Questo articolo è stato scritto per Il Sussidiario del 2 febbraio, giorno in cui si festeggia la Presentazione al Tempio di Gesù.
Per capire cosa significa essere un grande artista basterebbe osservare come sono state immaginate tante raffigurazioni della Presentazione al Tempio di Gesù . La dinamica dei fatti è elementare e non fornisce spunti spettacolari. È quasi una situazione da routine. L’immaginazione di un artista può tutt’al più fantasticare sulle architetture del grande tempio, può aggiungere dettagli nel descrivere i doni che Giuseppe porta con sé. In realtà in quell’episodio dalla dinamica così normale gli artisti si trovano a dover affrontare un qualcosa che esce dalla routine: ed è la figura dell’anziano Simeone. I quadri sono per antonomasia muti, non hanno parole, invece quell’episodio vive e fa sussultare ogni volta che lo si rilegge, proprio per delle parole che Simeone pronuncia: «Ora lascia, o Signore, che il tuo servo / vada in pace secondo la tua parola; / perché i miei occhi han visto la tua salvezza / preparata da te davanti a tutti i popoli, / luce per illuminare le genti / e gloria del tuo popolo Israele».

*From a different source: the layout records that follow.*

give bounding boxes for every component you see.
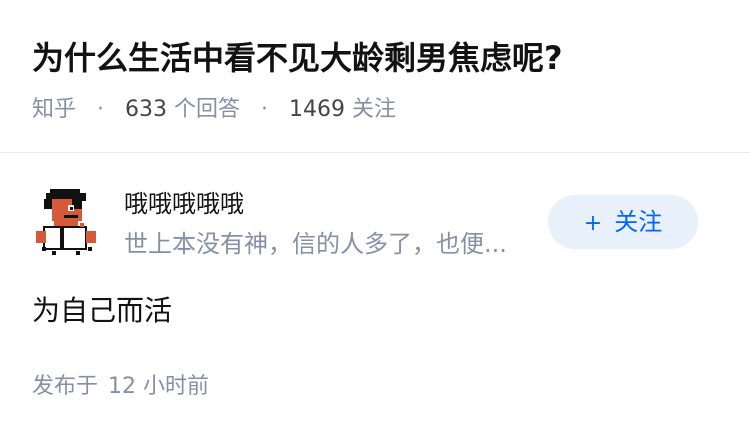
author-name[interactable]: 哦哦哦哦哦 <box>124 187 244 221</box>
answer-card: 哦哦哦哦哦 世上本没有神，信的人多了，也便... + 关注 为自己而活 发布于 12… <box>0 153 750 438</box>
answer-count-label: 个回答 <box>174 97 241 122</box>
question-title[interactable]: 为什么生活中看不见大龄剩男焦虑呢? <box>32 36 722 80</box>
avatar[interactable] <box>32 187 104 259</box>
question-meta: 知乎 · 633 个回答 · 1469 关注 <box>32 94 396 126</box>
answer-content[interactable]: 为自己而活 <box>32 291 172 331</box>
meta-separator: · <box>261 97 269 122</box>
follower-count-label: 关注 <box>352 97 397 122</box>
pixel-character-avatar-icon <box>32 187 104 259</box>
plus-icon: + <box>583 211 603 236</box>
follow-button-label: 关注 <box>614 208 663 236</box>
published-time: 12 小时前 <box>108 374 210 399</box>
source-label[interactable]: 知乎 <box>32 97 76 122</box>
answer-count: 633 <box>125 97 168 122</box>
meta-separator: · <box>97 97 105 122</box>
author-bio: 世上本没有神，信的人多了，也便... <box>124 230 507 258</box>
follow-button[interactable]: + 关注 <box>548 195 698 249</box>
published-label: 发布于 <box>32 374 99 399</box>
zhihu-answer-page: 为什么生活中看不见大龄剩男焦虑呢? 知乎 · 633 个回答 · 1469 关注 <box>0 0 750 438</box>
answer-publish-time: 发布于 12 小时前 <box>32 371 209 403</box>
follower-count: 1469 <box>289 97 346 122</box>
question-header: 为什么生活中看不见大龄剩男焦虑呢? 知乎 · 633 个回答 · 1469 关注 <box>0 0 750 153</box>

In sostanza il cuore della scena è un cuore verbale, e così all’artista tocca render quel cuore, lavorando solo sulla figura e facendola “parlare”. Guardiamo, ad esempio, quale strategia usa Duccio nella predella della Maestà senese: Simeone, si china e curva la sua vecchia schiena verso Gesù, che Maria ha messo tra le sue braccia. Già questo incurvarsi è un’immagine che parla, che racconta di un’attrazione carica di dolcezza. Ma Duccio aggiunge dell’altro: Simeone ha le mani coperte dal mantello in segno di rispetto e tiene una distanza devota dal Bambino. Gli occhi sono quelli logorati dall’uso di un sapiente anziano: ma lo sguardo è quello di chi consiste tutto in ciò che vede.
Giotto per natura è diverso. È un artista di corpi solidi e ben piantati per terra. Il suo Simeone alla cappella degli Scrovegni sta infatti saldo e a schiena dritta, nonostante l’età. Per questo Giotto gioca tutta la partita sullo sguardo, che è sottile, profondo, totale e che si incrocia con quello già pieno di consapevolezza del Bambino: una corrispondenza che davvero “parla” di una salvezza vista, incontrata, toccata.
«Lo prese tra le braccia», racconta il Vangelo di Luca: a volte gli artisti si concentrano sull’attimo che precede o su quello che segue. Mantegna, l’austero e “terribile” Mantegna, dispone le figure dentro una scatola spaziale. Simeone è di profilo e sta allungando le mani per prendere il Bambino in fasce: è ancora nella situazione di un attimo prima, cioé di colui che «aspettava il conforto d’Israele», come sempre scrive Luca introducendo l’episodio.
All’opposto di Mantegna c’è il grande e commosso Bergognone, lombardo capaci di straordinarie intensità affettive. Lui si sofferma invece sull’atto finale, la riconsegna del Bambino a Maria: il suo volto, nella sobrietà della vecchiezza, “parla” di una felicità che si è compiuta. È il momento del “Dimitte nobis Domine”.
Bisognerebbe poi raccontare dell’immenso Rembrandt, che dipinse la Presentazione in più varianti, sempre con una libertà interpretativa assolutamente moderna. Nella più folgorante (quella conservata al Museo di Stoccolma) sulla scena restano solo Simeone e Anna. Lui sta seduto, sprofondato in una vecchiezza quasi terminale: eppure, anche in quella condizione di sfinimento fisico, c’è spazio per uno stupore totale. È un quadro meraviglioso dell’ultimo Rembrandt, il quale, dipingendolo, parla a sé e per sé. Un quadro implorazione, verrebbe da dire, in cui l’artista chiede con parlando con i suoi colori rabbuiati, che anche a lui accada come a Simeone. È quasi una preghiera da guardare. Un quadro, in fondo, dipinto anche per noi.